Rather than
stopping Miracle Hill from continuing this practice, South Carolina Governor
Henry McMaster and the Trump Administration gave their approval for government-funded
religious discrimination. In early 2017, the U.S. Department of Health and
Human Services established state regulations that ensure government-funded
agencies like Miracle Hill do not deny services to the public on the basis of
religion. However, in February 2018, McMaster requested the Trump Administration provide
a religious exemption from this regulation so that taxpayer-funded foster care
agencies in South Carolina could deny the right to volunteer on the basis of
religion without losing their funding. Before receiving a response, McMaster issued
an executive order to permit such religious preference in foster care agencies.
Then, in January
2019, the U.S. Department of Health and Human Services issued a policy allowing
all government-funded foster care agencies in South Carolina to explicitly reject potential volunteers whom they deem practice the “wrong” religion. The Trump
Administration cites the Religious Freedom Restoration Act (RFRA) as
justification for passing this policy. RFRA claims “governments should not substantially
burden religious exercise without compelling justification.” If the government
does place a substantial burden on a belief, the government must provide a
compelling state interest for doing so, as well as prove that the government pursued
its actions in the least burdensome way.
On February 15, Americans United for Separation of Church and State filed
Maddonna v. U.S. Dept. of Health and Human Services, a federal lawsuit in
the U.S. District Court in South Carolina, to reverse this policy of religious
discrimination using taxpayer dollars. This begs the question: would requiring the
foster care agency to act against its religious convictions violate its right
to free exercise?
Although this is a controversial situation, I believe that the foster
care agency should not be allowed to discriminate on the basis of religion. After
all, Miracle Hill is funded by taxpayers, and so it seems reasonable that the
taxpayers should be able to volunteer at Miracle Hill at their free will, with
no restrictions. If this agency was privately funded and all the children
preferred to be housed by Protestant Christians, then this would be justifiable
religious discrimination. However, it is in the children’s best interest if the
foster care agency is not allowed to exercise such religious discrimination.

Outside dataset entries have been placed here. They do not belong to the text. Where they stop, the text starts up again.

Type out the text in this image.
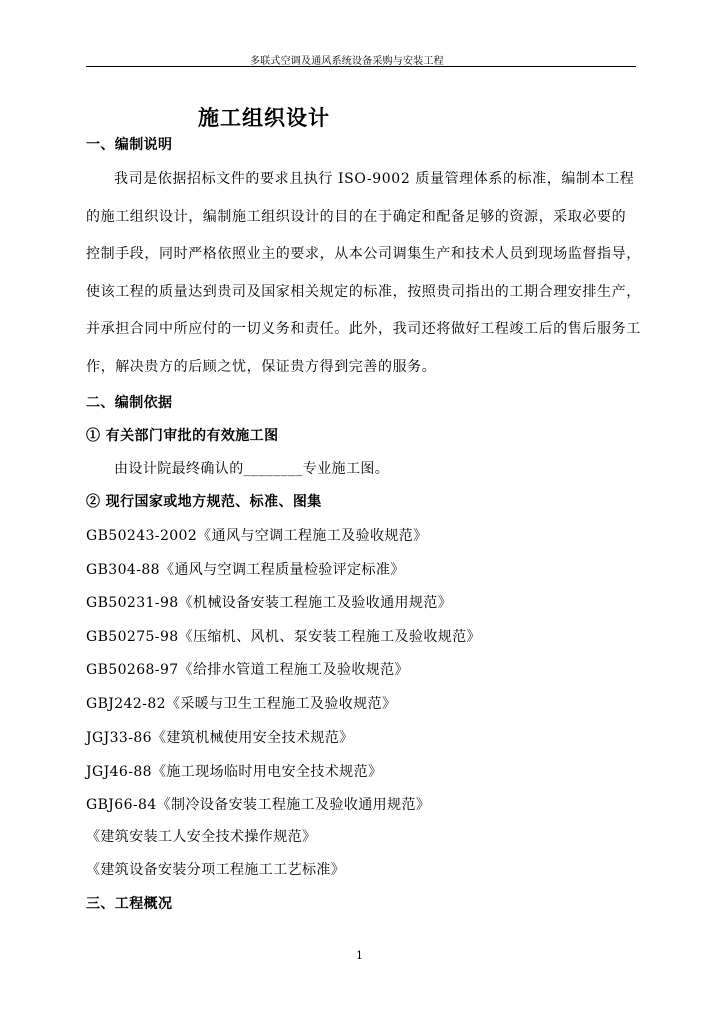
多联式空调及通风系统设备采购与安装工程
施工组织设计
一、编制说明
我司是依据招标文件的要求且执行 ISO-9002 质量管理体系的标准，编制本工程
的施工组织设计，编制施工组织设计的目的在于确定和配备足够的资源，采取必要的
控制手段，同时严格依照业主的要求，从本公司调集生产和技术人员到现场监督指导，
使该工程的质量达到贵司及国家相关规定的标准，按照贵司指出的工期合理安排生产，
并承担合同中所应付的一切义务和责任。此外，我司还将做好工程竣工后的售后服务工
作，解决贵方的后顾之忧，保证贵方得到完善的服务。
二、编制依据
① 有关部门审批的有效施工图
由设计院最终确认的________专业施工图。
② 现行国家或地方规范、标准、图集
GB50243-2002《通风与空调工程施工及验收规范》
GB304-88《通风与空调工程质量检验评定标准》
GB50231-98《机械设备安装工程施工及验收通用规范》
GB50275-98《压缩机、风机、泵安装工程施工及验收规范》
GB50268-97《给排水管道工程施工及验收规范》
GBJ242-82《采暖与卫生工程施工及验收规范》
JGJ33-86《建筑机械使用安全技术规范》
JGJ46-88《施工现场临时用电安全技术规范》
GBJ66-84《制冷设备安装工程施工及验收通用规范》
《建筑安装工人安全技术操作规范》
《建筑设备安装分项工程施工工艺标准》
三、工程概况
1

Relating to Everson v. Board of Education of Ewing Township, there are
many levels to this debate, but child well-being should be at the forefront of the
argument.
To counteract my viewpoint, Miracle Hill told local press that they
refer applicants who are not accepted at Miracle Hill to other agencies that will
place children with their families. While this seems to solve the issue of
child safety, it still causes societal problems. As the largest provider in the
state, this means the denied applicants will need to travel farther from home
or deal with the state Department of Social Services in order to help these
children. These additional restrictions may decrease the number of potential
foster parents within the state.
Lastly, I do not
agree with the Trump administration’s interpretation of RFRA. I believe that
the policy enacted places more of a burden on society than a policy eliminating
such religious discrimination. The argument can be made that placing a burden
on the free exercise of the agency is necessary for dealing with the compelling
state interest of child safety and the growing number of foster children.
Based on the
policy that is already in place, I believe that the court will end up siding with
the U.S. Department of Health and Human Services. In a similar case this year,
two foster mothers asked the U.S. Supreme Court to protect the right of a Philadelphia Catholic foster care agency to have a contract with the city without having to
house children with same-sex couples. Although a judge for the U.S. District Court for the Easter District of Pennsylvania ruled against Catholic Social Services, this situation is
different because South Carolina already has a policy in place that is
supported by higher administration.
I agree with Sarah that potential foster parents should not be denied hosting children in need on the sole basis of religion. I understand the thought process behind the RFRA however, I do not believe this is relevant to this case. Any organization that receives federal funding should not be able to utilize any form of religious discrimination, even with the RFRA in place. Even though Miracle Hill refers foster parents to other organizations, if Miracle Hill is the largest operation, any sort of denial of resources is unjust in my opinion.